We might refer to these days as the 'Owners' Meetings' but this event is formally called the NFL Annual Meeting. And for good reason. Coaches, GMs, team presidents and executives are also present as the league goes through its state of the union and planning binges.
I'm no John McClain, who has covered these things since leather helmets (I kid, I kid), but I've been to six of these now. Big developments over the last half decade include the progress of player safety and a continued acknowledgement of the changing face of media.
There's no doubt the popularity of this game was built on television. But TV is now a screen in your pocket as much as it is a window on your wall. It's everywhere, and each new TV contract will reflect that. The Thursday night game is available digitally, and you can bet the digital rights will be a hot topic as the bulk of the television deals are set to expire after the 2021 season.
But it's more than that, really. You see how, on this very website and our social platforms, we've provided access you can't get anywhere else. How we're showing you a different side of the players and providing a unique perspective with John Harris, Drew Dougherty, Deepi Sidhu and me as people who are around the coaches and players more than any outside members.
The players themselves are prolific on social media. They deliver a look into their lives that we never got a whiff of prior to the last 5-10 years. Even 10 years ago it would have been crazy to think J.J. Watt could have raised 38 million dollars as quickly as he did without his social media thunder.
If you're reading this, you're already aware of this phenomenon. So how does this affect your NFL enjoyment? It only helps. The live games will always command top dollar from distributors because they defy what most televised entertainment is doing. But with digital and social media in the mix you're seeing and will continue to see the NFL more 'up close and personal' than Pete Rozelle ever imagined.
[Writer's note – Rozelle was the commissioner who championed pooling TV money to make the NFL the most competitive pro sports league. Now, keep reading!]

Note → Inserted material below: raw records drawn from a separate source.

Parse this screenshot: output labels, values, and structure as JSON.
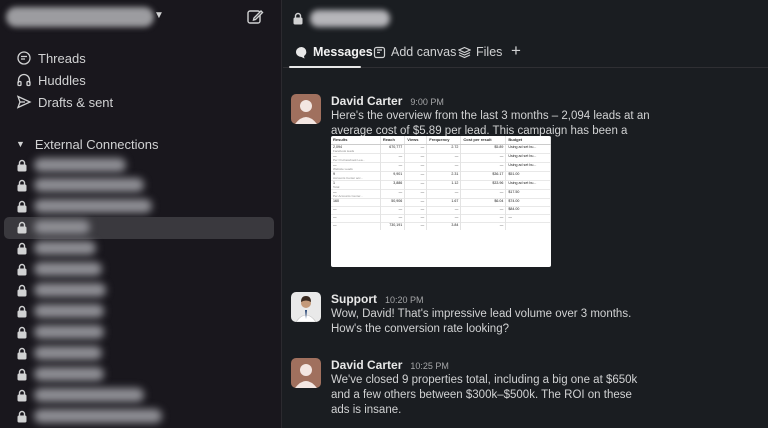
{
  "sidebar": {
    "nav": [
      {
        "label": "Threads",
        "icon": "threads-icon"
      },
      {
        "label": "Huddles",
        "icon": "headphones-icon"
      },
      {
        "label": "Drafts & sent",
        "icon": "send-icon"
      }
    ],
    "section_label": "External Connections",
    "channels": [
      {
        "width": 92
      },
      {
        "width": 110
      },
      {
        "width": 118
      },
      {
        "width": 56
      },
      {
        "width": 62
      },
      {
        "width": 68
      },
      {
        "width": 72
      },
      {
        "width": 70
      },
      {
        "width": 70
      },
      {
        "width": 68
      },
      {
        "width": 70
      },
      {
        "width": 110
      },
      {
        "width": 128
      }
    ],
    "selected_channel_index": 3
  },
  "tabs": [
    {
      "label": "Messages",
      "icon": "message-bubble-icon"
    },
    {
      "label": "Add canvas",
      "icon": "canvas-icon"
    },
    {
      "label": "Files",
      "icon": "files-stack-icon"
    }
  ],
  "messages": [
    {
      "name": "David Carter",
      "time": "9:00 PM",
      "badge": "DC",
      "text": "Here's the overview from the last 3 months – 2,094 leads at an average cost of $5.89 per lead. This campaign has been a game-changer. 🙌🔥"
    },
    {
      "name": "Support",
      "time": "10:20 PM",
      "badge": "LL",
      "text": "Wow, David! That's impressive lead volume over 3 months. How's the conversion rate looking?"
    },
    {
      "name": "David Carter",
      "time": "10:25 PM",
      "badge": "DC",
      "text": "We've closed 9 properties total, including a big one at $650k and a few others between $300k–$500k. The ROI on these ads is insane."
    }
  ],
  "report": {
    "headers": [
      "Results",
      "Reach",
      "Views",
      "Frequency",
      "Cost per result",
      "Budget"
    ],
    "rows": [
      [
        "2,094",
        "670,777",
        "—",
        "2.72",
        "$5.89",
        "Using ad set bu..."
      ],
      [
        "—",
        "—",
        "—",
        "—",
        "—",
        "Using ad set bu..."
      ],
      [
        "—",
        "—",
        "—",
        "—",
        "—",
        "Using ad set bu..."
      ],
      [
        "9",
        "9,901",
        "—",
        "2.31",
        "$36.17",
        "$51.00"
      ],
      [
        "1",
        "3,886",
        "—",
        "1.12",
        "$33.96",
        "Using ad set bu..."
      ],
      [
        "—",
        "—",
        "—",
        "—",
        "—",
        "$17.50"
      ],
      [
        "160",
        "50,906",
        "—",
        "1.67",
        "$6.04",
        "$74.00"
      ],
      [
        "—",
        "—",
        "—",
        "—",
        "—",
        "$84.00"
      ],
      [
        "—",
        "—",
        "—",
        "—",
        "—",
        "—"
      ],
      [
        "—",
        "730,191",
        "—",
        "3.84",
        "—",
        ""
      ]
    ],
    "sub_labels": [
      "Facebook leads",
      "Per On-Facebook Lea...",
      "Website Leads",
      "Accounts Center acc...",
      "Total",
      "Per Accounts Center..."
    ]
  }
}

Even as you've heard about NFL TV ratings going down, they still dominate the television landscape in a way no other programming can. As much as you've read about the NBA 'doing well' or 'growing' its audience, there isn't a club in the country that wouldn't love to have the success of the NFL on the tube or at the gate.
That's not to say things are perfect. The catch rule is being revised. As longtime NFL scribe and broadcaster Vic Carucci told Texans Radio, it was becoming a "turn off" to hear all the debates. Three big catches that were 'incomplete,' known by their receivers names, Dez Bryant, Jesse James and Kelvin Benjamin (vs the Pats this year), would all be completions under the revision.
Player safety will continue to be a huge topic. There's no doubt the game is safer now than it was a decade ago. And don't point to increased concussions. Concussion diagnosis has changed. Bill Romanowski told me on radio row a few years ago that when he was asked questions on the sideline to determine if he was concussed it was a vastly different and 'easier' process to get back into the game. But player safety is very much a work in progress.
All the hot topics feed into 'growth of the game' conversations. Flag football participation is up. And there's a big push at all levels of football to increase tackle participation.
It's logical to assume that youth participation will help create coming-of-age fans. Yet that hasn't happened to soccer to the extent that futbol fans would have liked. Still, the NFL understands and takes seriously its leadership position in improving, enhancing and expanding the game
The meeting(s) goes on. And there will be another round in May. Everything from the National Anthem to international expansion is being discussed. And this session has come a long way from a one day, several hour session in a hotel in the 'old' days.